Future proofing . . . Turf student David Reinds (left) and programme co-ordinator and lecturer John Prunnell look at progress made to one of three ponds being established to manage leachates from a landfill, which sits below the Central Campus' golf course. PHOTO: ALEXIA JOHNSTON

A series of wetlands are taking shape thanks to Central Campus’ Otago Polytech students, with the aim of better managing leachates from a closed landfill.

The wetlands are being developed above the 4ha landfill, at the polytech’s Bannockburn site, as part of its responsibilities to monitor and manage the land it bought from Contact Energy five years ago.

The landfill was transferred to the area when the Clyde Dam was built to prevent contaminants leaching into nearby waterways.

A nine-hole golf course was established on the site, which the polytech uses for its turf management course, and students were now also able to use its wetland initiative for their studies in horticulture.

The polytech has collaborated with environmental engineer Claude Midgley on the wetland project, which will sit within lined metal structures and be filled with riparian plants.


Designer pond . . . Central Campus Otago Polytech students have helped design ponds that will help manage leachates from a closed landfill, which is under the polytech’s golf course.
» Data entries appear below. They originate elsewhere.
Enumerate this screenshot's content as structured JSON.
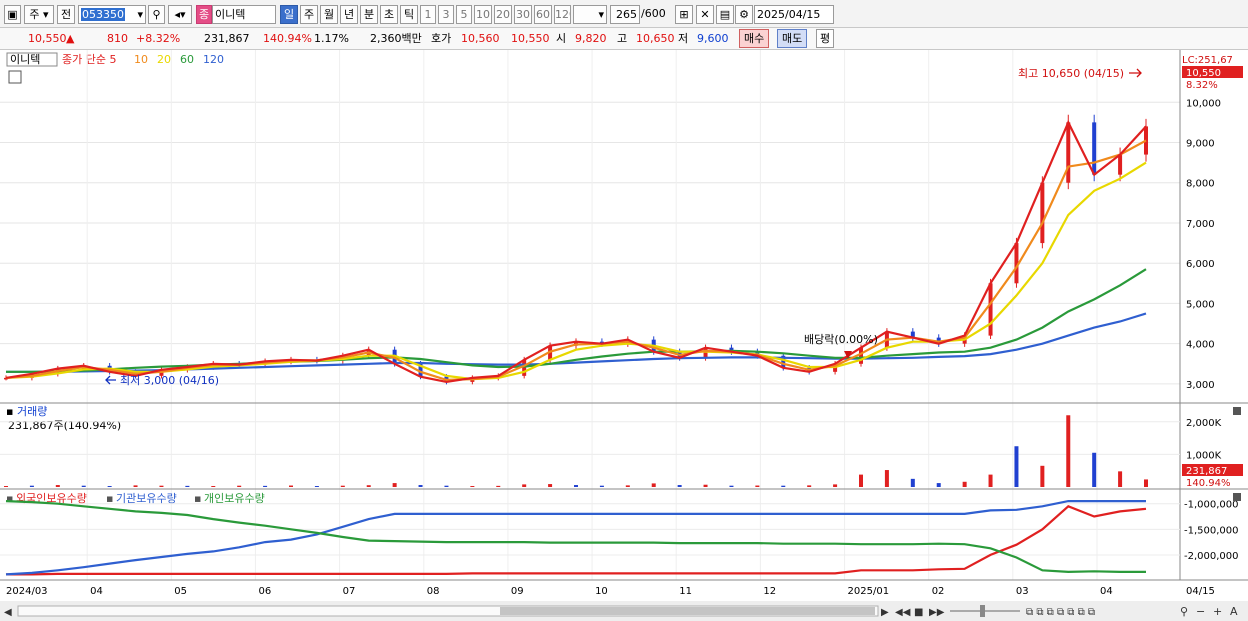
{
  "toolbar": {
    "type_label": "주",
    "prev_label": "전",
    "code": "053350",
    "name_badge": "종",
    "name": "이니텍",
    "periods": [
      "일",
      "주",
      "월",
      "년",
      "분",
      "초",
      "틱"
    ],
    "minutes": [
      "1",
      "3",
      "5",
      "10",
      "20",
      "30",
      "60",
      "120"
    ],
    "count": "265",
    "count_total": "/600",
    "date": "2025/04/15"
  },
  "quote": {
    "price": "10,550",
    "arrow": "▲",
    "change": "810",
    "change_pct": "+8.32%",
    "volume": "231,867",
    "volume_ratio": "140.94%",
    "turnover": "1.17%",
    "amount": "2,360백만",
    "ask_label": "호가",
    "ask1": "10,560",
    "ask2": "10,550",
    "open_label": "시",
    "open": "9,820",
    "high_label": "고",
    "high": "10,650",
    "low_label": "저",
    "low": "9,600",
    "buy_label": "매수",
    "sell_label": "매도",
    "avg_label": "평"
  },
  "chart_data": [
    {
      "type": "candlestick",
      "title": "이니텍",
      "legend": [
        {
          "name": "종가 단순 5",
          "color": "#e02020"
        },
        {
          "name": "10",
          "color": "#f08a1c"
        },
        {
          "name": "20",
          "color": "#e8d800"
        },
        {
          "name": "60",
          "color": "#2a9a3a"
        },
        {
          "name": "120",
          "color": "#2f5fd0"
        }
      ],
      "x_labels": [
        "2024/03",
        "04",
        "05",
        "06",
        "07",
        "08",
        "09",
        "10",
        "11",
        "12",
        "2025/01",
        "02",
        "03",
        "04",
        "04/15"
      ],
      "y_ticks": [
        "10,000",
        "9,000",
        "8,000",
        "7,000",
        "6,000",
        "5,000",
        "4,000",
        "3,000"
      ],
      "ylim": [
        2600,
        11100
      ],
      "lc_label": "LC:251,67",
      "last_price": "10,550",
      "last_pct": "8.32%",
      "annotations": {
        "high": "최고 10,650 (04/15)",
        "low": "최저 3,000 (04/16)",
        "dividend": "배당락(0.00%)"
      },
      "series": [
        {
          "name": "종가 단순 5",
          "color": "#e02020",
          "values": [
            3150,
            3250,
            3380,
            3450,
            3300,
            3200,
            3350,
            3420,
            3500,
            3480,
            3560,
            3600,
            3580,
            3700,
            3850,
            3500,
            3180,
            3050,
            3150,
            3200,
            3600,
            3950,
            4050,
            4000,
            4100,
            3800,
            3650,
            3900,
            3800,
            3700,
            3400,
            3300,
            3500,
            3900,
            4300,
            4150,
            4000,
            4200,
            5500,
            6500,
            8000,
            9500,
            8200,
            8700,
            9400
          ]
        },
        {
          "name": "10",
          "color": "#f08a1c",
          "values": [
            3150,
            3200,
            3320,
            3420,
            3350,
            3250,
            3300,
            3400,
            3470,
            3480,
            3530,
            3580,
            3590,
            3660,
            3780,
            3650,
            3300,
            3100,
            3120,
            3180,
            3450,
            3800,
            3980,
            4000,
            4050,
            3900,
            3720,
            3820,
            3800,
            3720,
            3500,
            3350,
            3450,
            3750,
            4100,
            4150,
            4050,
            4150,
            5000,
            5900,
            7000,
            8400,
            8500,
            8700,
            9050
          ]
        },
        {
          "name": "20",
          "color": "#e8d800",
          "values": [
            3150,
            3180,
            3260,
            3360,
            3380,
            3300,
            3300,
            3360,
            3430,
            3460,
            3500,
            3550,
            3580,
            3620,
            3700,
            3700,
            3450,
            3200,
            3120,
            3150,
            3300,
            3600,
            3850,
            3950,
            4000,
            3950,
            3800,
            3800,
            3780,
            3730,
            3600,
            3420,
            3420,
            3600,
            3900,
            4050,
            4050,
            4100,
            4500,
            5200,
            6000,
            7200,
            7800,
            8100,
            8500
          ]
        },
        {
          "name": "60",
          "color": "#2a9a3a",
          "values": [
            3300,
            3300,
            3310,
            3330,
            3360,
            3400,
            3430,
            3450,
            3480,
            3500,
            3530,
            3550,
            3570,
            3600,
            3640,
            3660,
            3620,
            3540,
            3460,
            3420,
            3430,
            3500,
            3600,
            3680,
            3750,
            3800,
            3800,
            3810,
            3820,
            3800,
            3760,
            3700,
            3650,
            3650,
            3700,
            3740,
            3780,
            3800,
            3900,
            4100,
            4400,
            4800,
            5100,
            5450,
            5850
          ]
        },
        {
          "name": "120",
          "color": "#2f5fd0",
          "values": [
            3300,
            3300,
            3300,
            3310,
            3320,
            3330,
            3340,
            3360,
            3380,
            3400,
            3420,
            3440,
            3460,
            3480,
            3500,
            3520,
            3520,
            3500,
            3490,
            3480,
            3480,
            3500,
            3530,
            3560,
            3590,
            3620,
            3640,
            3650,
            3660,
            3660,
            3650,
            3640,
            3630,
            3630,
            3640,
            3650,
            3670,
            3690,
            3740,
            3850,
            4000,
            4200,
            4400,
            4550,
            4750
          ]
        }
      ]
    },
    {
      "type": "bar",
      "title": "거래량",
      "subtitle": "231,867주(140.94%)",
      "y_ticks": [
        "2,000K",
        "1,000K"
      ],
      "ylim": [
        0,
        2300
      ],
      "last_value": "231,867",
      "last_pct": "140.94%",
      "values": [
        30,
        40,
        60,
        40,
        30,
        50,
        40,
        35,
        30,
        40,
        35,
        45,
        30,
        40,
        55,
        120,
        60,
        40,
        30,
        35,
        80,
        90,
        60,
        40,
        50,
        110,
        60,
        70,
        40,
        45,
        40,
        50,
        80,
        380,
        520,
        250,
        120,
        160,
        380,
        1250,
        650,
        2200,
        1050,
        480,
        232
      ],
      "colors": [
        "r",
        "b",
        "r",
        "b",
        "b",
        "r",
        "r",
        "b",
        "r",
        "r",
        "b",
        "r",
        "b",
        "r",
        "r",
        "r",
        "b",
        "b",
        "r",
        "r",
        "r",
        "r",
        "b",
        "b",
        "r",
        "r",
        "b",
        "r",
        "b",
        "r",
        "b",
        "r",
        "r",
        "r",
        "r",
        "b",
        "b",
        "r",
        "r",
        "b",
        "r",
        "r",
        "b",
        "r",
        "r"
      ]
    },
    {
      "type": "line",
      "legend": [
        {
          "name": "외국인보유수량",
          "color": "#e02020"
        },
        {
          "name": "기관보유수량",
          "color": "#2f5fd0"
        },
        {
          "name": "개인보유수량",
          "color": "#2a9a3a"
        }
      ],
      "y_ticks": [
        "-1,000,000",
        "-1,500,000",
        "-2,000,000"
      ],
      "ylim": [
        -2450000,
        -850000
      ],
      "series": [
        {
          "name": "외국인보유수량",
          "color": "#e02020",
          "values": [
            -2380000,
            -2380000,
            -2370000,
            -2370000,
            -2370000,
            -2370000,
            -2370000,
            -2370000,
            -2370000,
            -2370000,
            -2370000,
            -2370000,
            -2370000,
            -2370000,
            -2370000,
            -2370000,
            -2370000,
            -2370000,
            -2360000,
            -2360000,
            -2360000,
            -2360000,
            -2360000,
            -2360000,
            -2360000,
            -2360000,
            -2360000,
            -2360000,
            -2360000,
            -2360000,
            -2360000,
            -2360000,
            -2360000,
            -2300000,
            -2300000,
            -2300000,
            -2280000,
            -2270000,
            -2000000,
            -1800000,
            -1500000,
            -1050000,
            -1250000,
            -1150000,
            -1100000
          ]
        },
        {
          "name": "기관보유수량",
          "color": "#2f5fd0",
          "values": [
            -2380000,
            -2350000,
            -2300000,
            -2240000,
            -2170000,
            -2100000,
            -2040000,
            -1980000,
            -1930000,
            -1850000,
            -1750000,
            -1700000,
            -1600000,
            -1450000,
            -1300000,
            -1200000,
            -1200000,
            -1200000,
            -1200000,
            -1200000,
            -1200000,
            -1200000,
            -1200000,
            -1200000,
            -1200000,
            -1200000,
            -1200000,
            -1200000,
            -1200000,
            -1200000,
            -1200000,
            -1200000,
            -1200000,
            -1200000,
            -1200000,
            -1200000,
            -1200000,
            -1200000,
            -1130000,
            -1120000,
            -1050000,
            -950000,
            -950000,
            -950000,
            -950000
          ]
        },
        {
          "name": "개인보유수량",
          "color": "#2a9a3a",
          "values": [
            -950000,
            -970000,
            -1000000,
            -1050000,
            -1100000,
            -1150000,
            -1180000,
            -1220000,
            -1300000,
            -1370000,
            -1430000,
            -1500000,
            -1570000,
            -1650000,
            -1720000,
            -1730000,
            -1740000,
            -1750000,
            -1750000,
            -1750000,
            -1750000,
            -1760000,
            -1760000,
            -1760000,
            -1760000,
            -1760000,
            -1770000,
            -1770000,
            -1770000,
            -1770000,
            -1780000,
            -1780000,
            -1780000,
            -1790000,
            -1790000,
            -1790000,
            -1780000,
            -1790000,
            -1870000,
            -2050000,
            -2300000,
            -2330000,
            -2320000,
            -2330000,
            -2330000
          ]
        }
      ]
    }
  ]
}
PHOTO: ALEXIA JOHNSTON


Liquid waste will be pumped, using solar power, from the landfill into the wetlands, where the plants will metabolise some of the leachates, and water will evaporate from the ponds.

As part of the project, Cromwell’s horticulture students will propagate riparian species in the student nursery as part of the ongoing management of the wetlands.

Otago Polytechnic special projects manager Rebecca Hamid hoped that over the next three to four years the project would “get rid of leachates by evaporation”.

“This is a sustainable approach. We are managing our own leachates and aren’t taking them off the property.”

Otago Polytechnic Cromwell campus manager Kelly Gay said it took “considerable” research and planning to arrive at the “artificial” wetlands as a solution to dealing with the excess leachates.

“However, we are very pleased and also very proud that it is an ethically sustainable solution. Dealing with these wetlands means we don’t export our problem somewhere else.”